I’m a dog movie apologist. Sure, they’re mostly vapid fluff but then again so are dogs. The thing about dog movies is that they all follow the same story: person obtains dog, dog throws person’s life into playful chaos, dog is punished, person encounters real problem, dog helps person overcome problem, and person learns to love dog for flaws because dog loves person. Sometimes the dog dies at the end too but the dead-dog-movie is it’s own subgenre if you ask me. My favorite part of any dog movie is when the dog helps their owner overcome a real problem because this is where all the action usually is. This is where you’ll see a dog stop a bank robber or help mend a troubled marriage. This is also where the person then perceives the dog’s actions as an inherent love of the person rather than regular doggy nature. This is where the myth of “man’s best friend” comes to life.

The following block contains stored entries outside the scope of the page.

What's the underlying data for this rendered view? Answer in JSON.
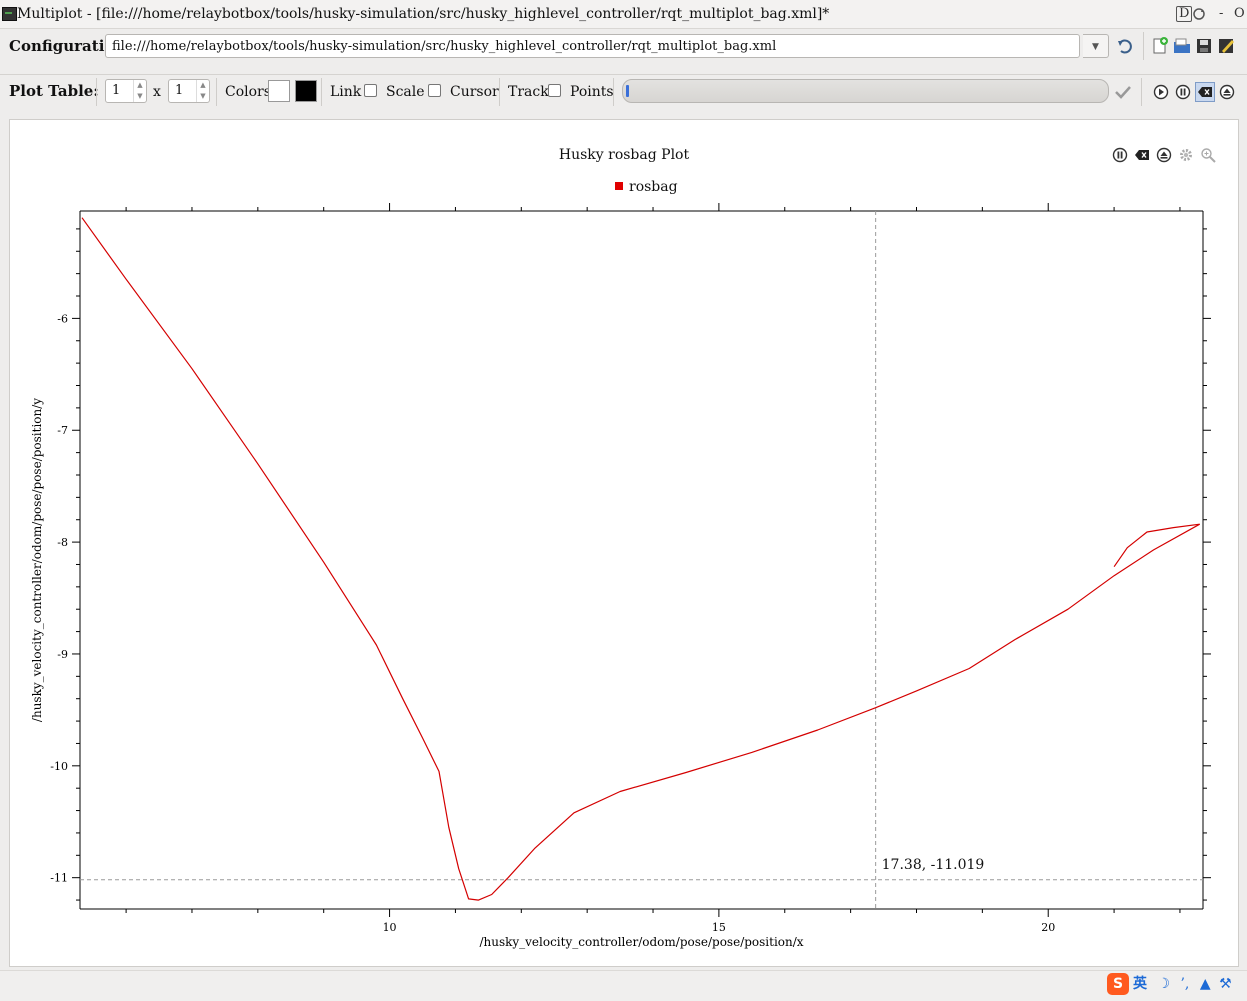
{
  "window": {
    "title": "Multiplot - [file:///home/relaybotbox/tools/husky-simulation/src/husky_highlevel_controller/rqt_multiplot_bag.xml]*",
    "buttons": [
      "D",
      "-",
      "O"
    ]
  },
  "config": {
    "label": "Configuration:",
    "path": "file:///home/relaybotbox/tools/husky-simulation/src/husky_highlevel_controller/rqt_multiplot_bag.xml"
  },
  "plot_table": {
    "label": "Plot Table:",
    "rows": "1",
    "x_sep": "x",
    "cols": "1",
    "colors_label": "Colors",
    "background_color": "#ffffff",
    "foreground_color": "#000000",
    "link_label": "Link",
    "scale_label": "Scale",
    "cursor_label": "Cursor",
    "track_label": "Track",
    "points_label": "Points",
    "progress": 0.01
  },
  "plot": {
    "title": "Husky rosbag Plot",
    "legend_label": "rosbag",
    "cursor_readout": "17.38, -11.019"
  },
  "chart_data": {
    "type": "line",
    "title": "Husky rosbag Plot",
    "xlabel": "/husky_velocity_controller/odom/pose/pose/position/x",
    "ylabel": "/husky_velocity_controller/odom/pose/pose/position/y",
    "xlim": [
      5.3,
      22.35
    ],
    "ylim": [
      -11.28,
      -5.04
    ],
    "x_ticks": [
      10,
      15,
      20
    ],
    "y_ticks": [
      -6,
      -7,
      -8,
      -9,
      -10,
      -11
    ],
    "legend": "top-center",
    "grid": false,
    "color": "#d40000",
    "cursor": {
      "x": 17.38,
      "y": -11.019
    },
    "series": [
      {
        "name": "rosbag",
        "points": [
          [
            5.33,
            -5.1
          ],
          [
            6.0,
            -5.65
          ],
          [
            7.0,
            -6.45
          ],
          [
            8.0,
            -7.3
          ],
          [
            9.0,
            -8.18
          ],
          [
            9.8,
            -8.92
          ],
          [
            10.2,
            -9.4
          ],
          [
            10.5,
            -9.75
          ],
          [
            10.75,
            -10.05
          ],
          [
            10.9,
            -10.55
          ],
          [
            11.05,
            -10.92
          ],
          [
            11.2,
            -11.19
          ],
          [
            11.35,
            -11.2
          ],
          [
            11.55,
            -11.15
          ],
          [
            11.8,
            -11.0
          ],
          [
            12.2,
            -10.74
          ],
          [
            12.8,
            -10.42
          ],
          [
            13.5,
            -10.23
          ],
          [
            14.5,
            -10.06
          ],
          [
            15.5,
            -9.88
          ],
          [
            16.5,
            -9.68
          ],
          [
            17.38,
            -9.48
          ],
          [
            18.0,
            -9.33
          ],
          [
            18.8,
            -9.13
          ],
          [
            19.5,
            -8.87
          ],
          [
            20.3,
            -8.6
          ],
          [
            21.0,
            -8.3
          ],
          [
            21.6,
            -8.07
          ],
          [
            22.3,
            -7.84
          ]
        ]
      },
      {
        "name": "rosbag",
        "points": [
          [
            21.0,
            -8.22
          ],
          [
            21.2,
            -8.05
          ],
          [
            21.5,
            -7.91
          ],
          [
            21.9,
            -7.87
          ],
          [
            22.3,
            -7.84
          ]
        ]
      }
    ]
  }
}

Most dog movies can be seen as examples of our own narcissistic and insecure tendencies; they’re stories about animals that risk their lives because they wuv us very much (even if we’re still mad at them for ruining that important business lunch with David Duchovny). Yet despite the fact that we share such an odd relationship with dogs there is only one film I’ve ever seen that dares to explore the darker side of it.
Jérôme Boivin’s Baxter was released in 1989. Billed as a horror film about a “murderous bull terrier” I was expecting something along the lines of a haute Cujo but ended up being enthralled in a serious drama about isolation, obsession, and unnatural thoughts. Told through an insidious voice over from the Baxter’s point of view, the film follows him from owner to owner as we get a glimpse into the lives of several families, all who play a part in shaping Baxter’s perception of the world.